My husband and his family have a deep-rooted love of pizza; deep dish, pan, thin crust, Chicago-style, wood-fire – you name it, they love it! I’m pretty sure they would happily eat pizza every night if they could. My father-in-law has spent many years perfecting his homemade pizza routine. He makes his own crust, sauce and uses a variety of cheeses. When I joined the family in 2010, I quickly realized that I needed to step up my homemade pizza game. It took a lot of trial and error but I think I’ve finally gotten it. I feel comfortable saying I can homemade pizza with the best of them; basically like a boss. So, here is my crust recipe, a few time-saving ideas and lots of tips so you can make homemade pizza like a boss too.
- Oven (Preheated to 500 degrees F)
- Pizza stone (Put in cold and preheat with oven on middle rack) – The stone will make your crusts crispy – a good investment! If you don’t have one, you can easily use a baking sheet of any shape instead.
- Large flat spatula
- Wooden pizza peel or cutting board (Textured plastic cutting boards will not work for this. I’ve tried.)
- 3 pkg quick rise yeast (1/4 oz. ea)
- 2 Tbs sugar
- 1 1/2 tsp salt
- 5 to 5 1/2 cups whole wheat or white flour (I sometimes use half whole wheat and half white – whatever you have will work!)
- 2 1/2 cups warm water (120 -130 degrees F)
- 3 Tbs olive oil
- In a large bowl, combine warm water, yeast, sugar and olive oil. Let sit in warm place.
- In separate large bowl, mix flour and salt.
- Once a foamy yeast layer has formed on the water mixture, slowly add it to flour bowl until sticky dough is formed. Cover and let sit for 10 minutes. (Although, in a pinch I have skipped this step and it still turns out just fine – albeit a little flatter.)
- Roll dough onto floured counter surface and knead for 6-8 minutes. (Truth – I sometimes skimp on the kneading time too. A mama’s gotta do what a mama’s gotta do to get supper on the table.)
- Divide the dough into three portions and roll into circles with a rolling pin. Make sure to flour your counter beforehand, or it will stick!
Assembly and Cooking:
- Sprinkle your cutting board or pizza peel with cornmeal. — This is very important!! — The cornmeal acts as a medium to help the dough easily slide from the board to the pizza stone. When I was first learning, I used to get so frustrated because the dough would get stuck to the board and end up very mangled. Cornmeal is a lifesaver!
- Carefully transfer dough to a cutting board or pizza peel (I’ve found that loosely folding the crust into quarters makes the transfer easy.)

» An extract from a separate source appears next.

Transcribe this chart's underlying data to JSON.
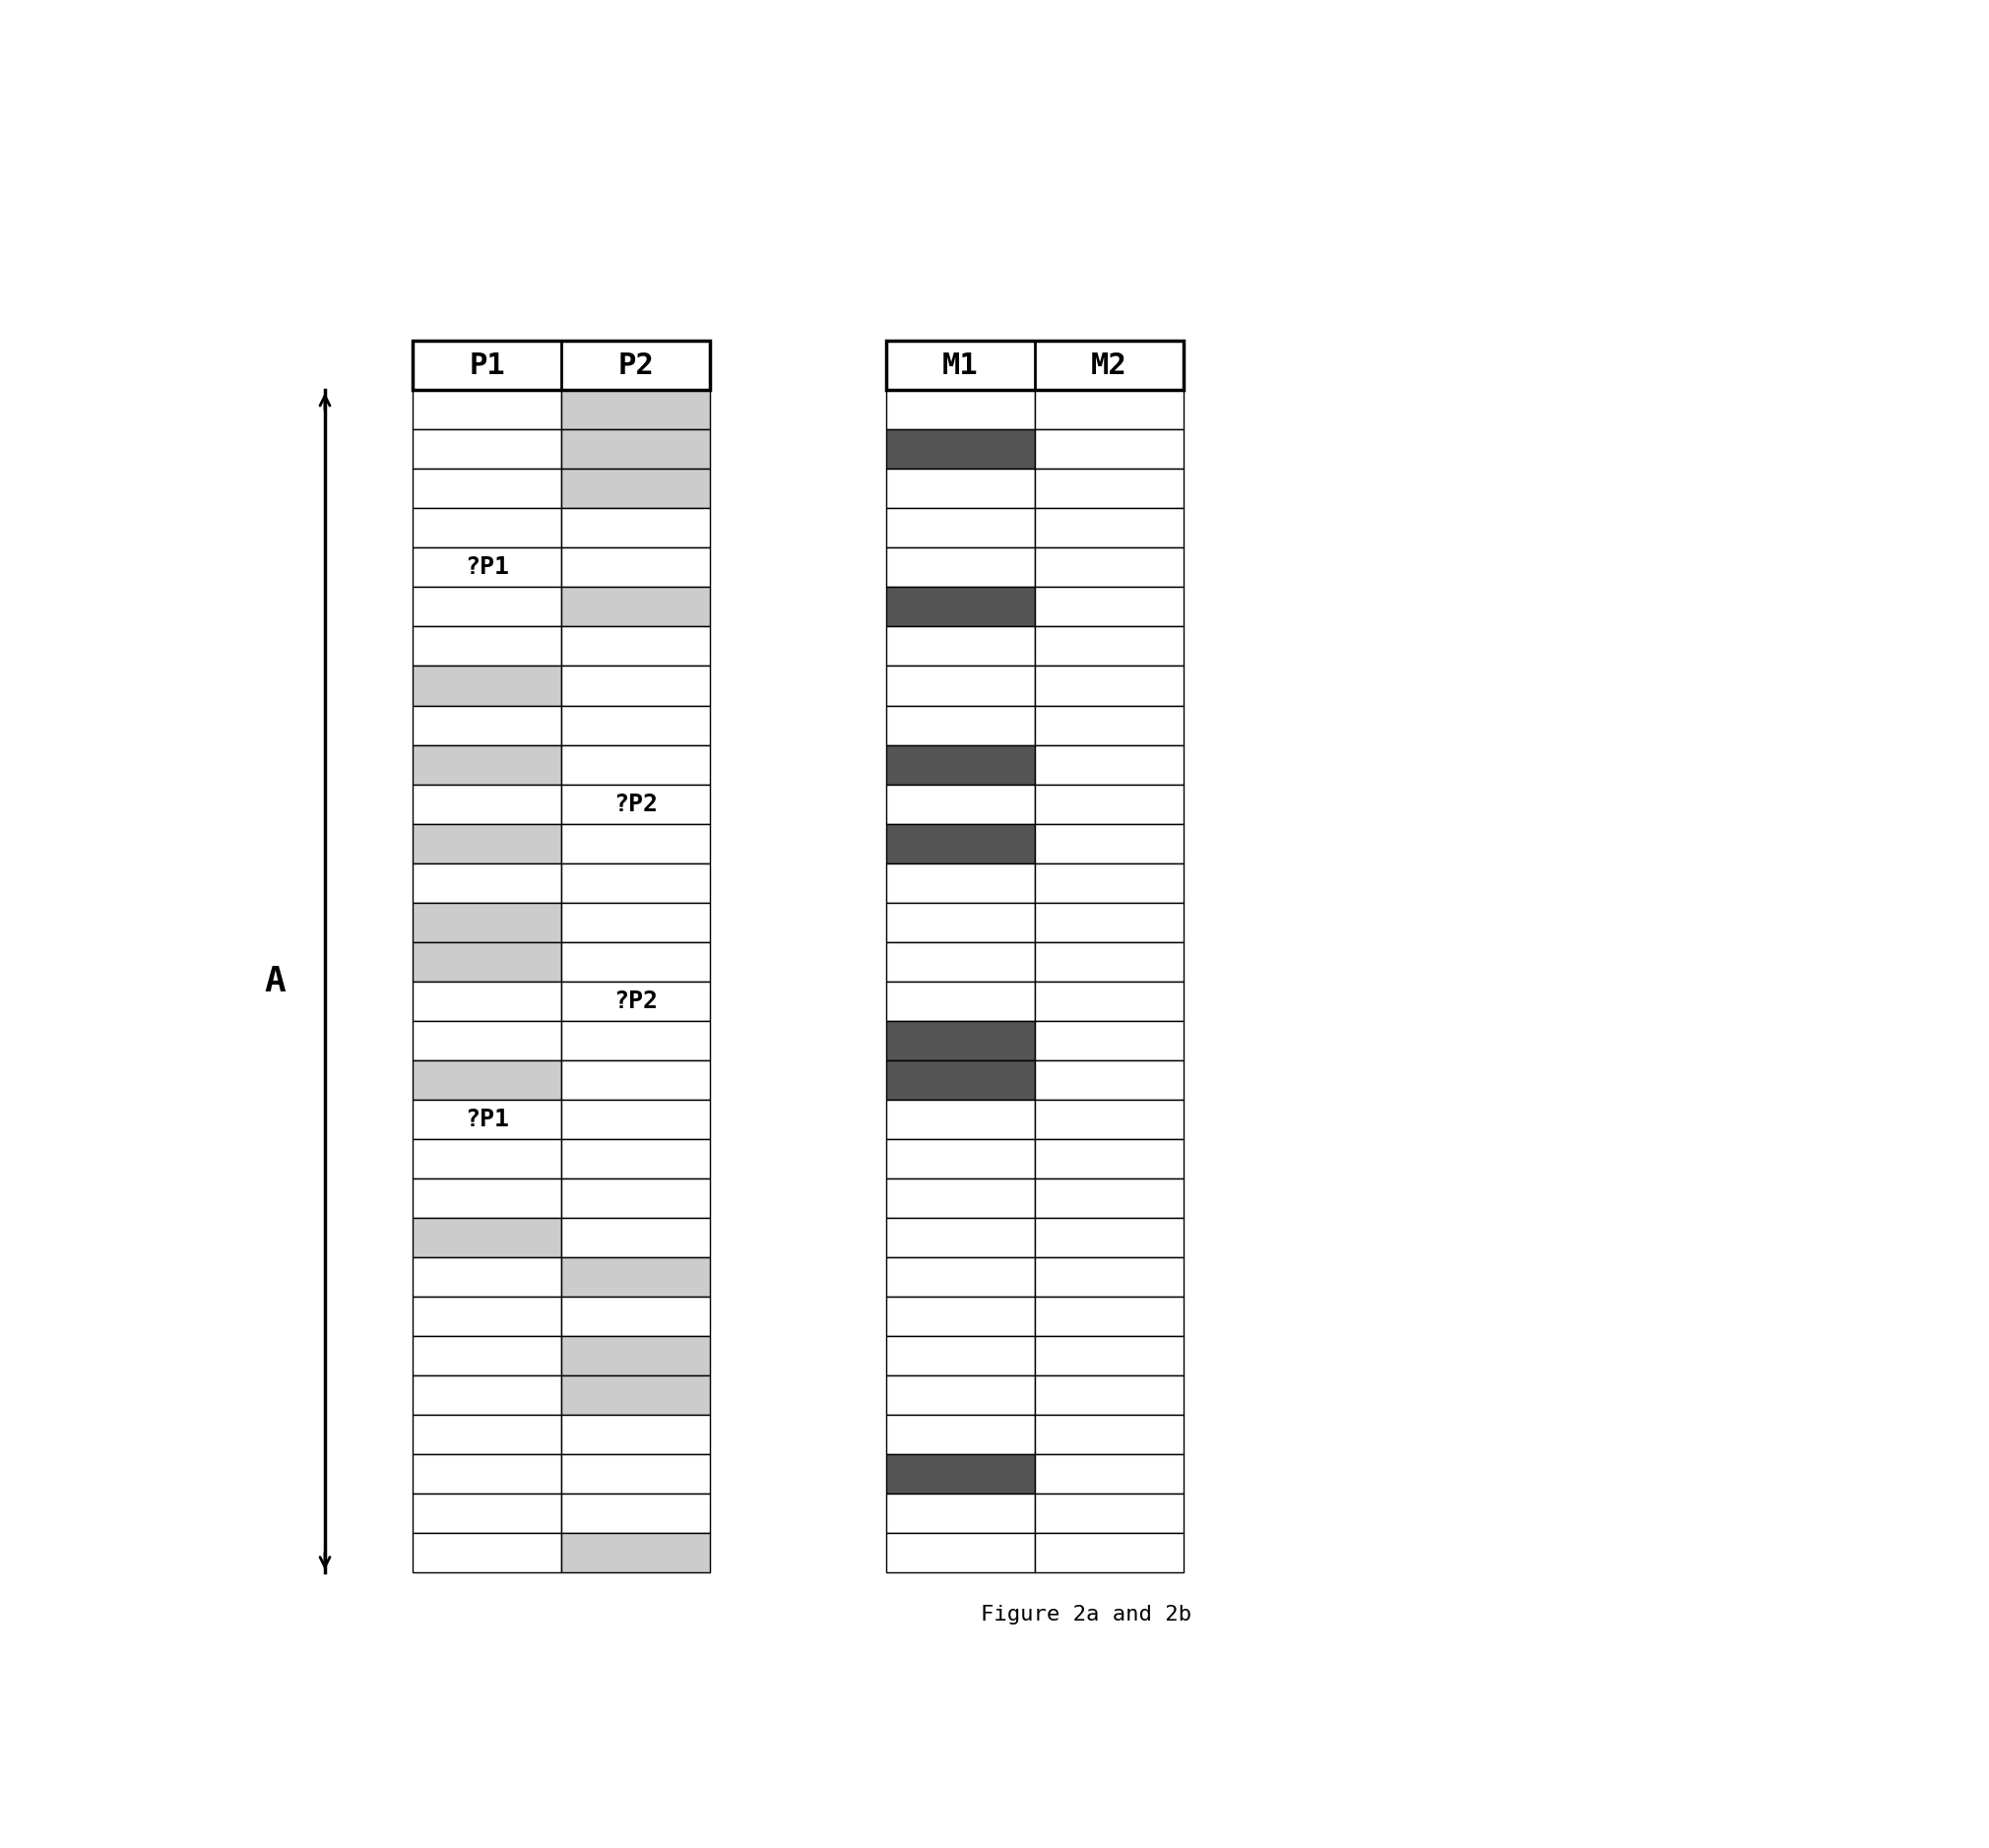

- The pizza can now be assembled (on the cutting board or pizza peel) with your choice of toppings.
- Sauces: tomato sauce (I use spaghetti sauce because my grocery store doesn’t always carry “pizza sauce”. We can’t tell the difference.), ranch, barbecue sauce, or no sauce!
- Toppings: pepperoni, sausage, veggies of all kinds, chicken, even pineapple and ham. Whatever smokes your shorts!
- Cheese: Mozzarella, shredded Parmesan, goat cheese, feta or even ricotta could be interesting!
- Your masterpiece can now be transferred to the oven. It may take a few times of practicing to get this part right but you should be able to easily use a spatula to loosen the edges of the crust and, in one quick motion, slide the pizza off the board and onto the preheated stone. (Note: if you don’t preheat the pizza stone with your oven up to 500 degrees, you won’t have a crispy crust. The stone has to get hot as well.)
- Set a timer for about 10 minutes. Depending on whether it is the first or third pizza of the night, it may cook slower or faster. Check it often if you are worried.
- When the pizza looks golden brown and bubbly, put your pizza peel on one side and use the spatula to help slide your delicious creation back onto your board. It will be screaming hot so don’t use your fingers… I’ve done that too, and immediately regretted it.
All that’s left to do is enjoy! One thing that I love about pizza is that it can be paired with just about anything. Typically, we have a lettuce salad and some fruit. But truth be told, some nights we are lucky to get the pizza on the table… So I guess it’s a good thing I’m a homemade pizza boss.